A little further down the road from the mine, on the old mining grounds, lives a friend of Eric and Christina's ... a potter.  The ruins on these historic grounds are lovely and lovingly displayed by an artist.  We are given a demonstration of how he prepares the clay for throwing on a marble work surface; a tour of the workshop (including an enormous kiln) where Paul is invited to do some painting; then off to the gallery with an opportunity to buy.  Christina picks up some pieces for her galleries back in San Miguel.

We are told that this man gives generously of himself and mentors others who wish to spend some time with him and learn about his techniques.





It's time to head into town, settle in to our little hotel and do some exploring on our own.

The El Carmen church (AKA the Church of St Peter and St Paul), sitting on a hill and entered via arches is the centrepiece here and is visible from all parts of town.  The richly decorative three-dimensional artwork on the walls, funded by wealth from the mines is colourful, extravagant and lovely.  See & read more about the church here



Tlalpujahua is also known all over Mexico for its hand-blown glass Christmas decorations.  After the mine closed a couple who had lived in America, working at making Christmas ornaments, returned to their hometown to establish a factory and teach others to work in 600-degree Celsius heat to form the handblown treasures, then hand paint them.
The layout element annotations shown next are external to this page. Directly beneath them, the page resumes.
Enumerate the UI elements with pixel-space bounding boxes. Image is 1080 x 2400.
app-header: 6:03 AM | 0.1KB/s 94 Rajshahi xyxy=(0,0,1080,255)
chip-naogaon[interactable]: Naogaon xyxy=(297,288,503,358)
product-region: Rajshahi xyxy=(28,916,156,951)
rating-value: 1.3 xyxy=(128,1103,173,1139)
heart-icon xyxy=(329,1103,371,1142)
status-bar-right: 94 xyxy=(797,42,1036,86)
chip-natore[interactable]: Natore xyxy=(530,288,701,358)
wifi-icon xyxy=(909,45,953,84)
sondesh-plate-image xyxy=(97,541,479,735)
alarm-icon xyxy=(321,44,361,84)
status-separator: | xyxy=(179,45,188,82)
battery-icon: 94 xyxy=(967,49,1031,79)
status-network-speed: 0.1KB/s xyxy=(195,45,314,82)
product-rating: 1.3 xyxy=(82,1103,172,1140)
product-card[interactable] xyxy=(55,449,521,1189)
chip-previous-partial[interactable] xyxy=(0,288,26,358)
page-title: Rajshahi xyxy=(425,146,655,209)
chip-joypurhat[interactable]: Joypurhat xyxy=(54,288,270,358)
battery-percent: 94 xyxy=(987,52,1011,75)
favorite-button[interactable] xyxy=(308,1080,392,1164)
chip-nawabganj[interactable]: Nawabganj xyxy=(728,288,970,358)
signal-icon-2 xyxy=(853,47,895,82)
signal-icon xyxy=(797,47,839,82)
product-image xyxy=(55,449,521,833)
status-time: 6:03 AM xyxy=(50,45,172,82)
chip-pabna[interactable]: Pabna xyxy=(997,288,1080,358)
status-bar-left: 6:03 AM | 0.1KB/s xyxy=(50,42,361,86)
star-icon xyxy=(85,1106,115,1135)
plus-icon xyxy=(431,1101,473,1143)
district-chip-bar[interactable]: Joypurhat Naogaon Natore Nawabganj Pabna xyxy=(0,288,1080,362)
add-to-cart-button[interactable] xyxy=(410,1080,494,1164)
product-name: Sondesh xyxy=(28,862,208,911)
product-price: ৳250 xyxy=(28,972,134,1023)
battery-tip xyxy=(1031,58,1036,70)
Today this work represents 60%+ of the town's economy and produces more than 15 million baubles every season, shipping them worldwide.  Their craft has decorated the White House in Washington, DC, and the Sistine Chapel in Italy.  

Their work constantly changes to represent the times incorporating modern designs and materials and including decorations for the whole home.





After a couple of hours, there was a meet-up with Eric at a local mezcaleria.  The host was convivial and generous, handing out botanas (appys) to tide us over until dinner.

In 1937 after days of heavy rainfall, tailings of the mine were breached and a torrent of heavy silt tore through town, killing 300 people, and destroying a third of the town.  Whole neighbourhoods disappeared, plus the original church of El Carmen.   Before dinner, Eric walked us to the place where the old church once stood and through his stories let our imagination take us to that catastrophic time.

Dinner that night was a four-course traditional meal, served by a friend of Eric and Christina's, on the outside deck of her home.  Food, conversation and wine flowed freely.  Back at the hotel, some hardy folk lit a fire in the fireplace and enjoyed some mezcal.

On the morning of day two, before heading out to experience the Monarchs, Eric leads us on a street food tasting venture for breakfast that ended in the local market.  While waiting for food, Eric spied a vendor coming in with his product for the day: cow's head (Cabeza de la Vaca).  


The head is slow-roasted until the meat is fall-off-the-bone tender, then served in burritos or quesadillas.  We go over to have a look and later Eric brings a plate of meat over for us to try.  It is indeed tender, and tasty, and the high-fat content gives it a juicy, rich mouthfeel.  Delicious.

Lunch at the butterfly sanctuary later in the day is also delicious and includes a traditional soup that is cooked for many hours as well as some tortillas and quesadillas.

Arriving back in San Miguel around 8 pm, we are too tired for the walk home and hail a taxi.  If we were staying in San Miguel longer, we would consider another of Eric's tours.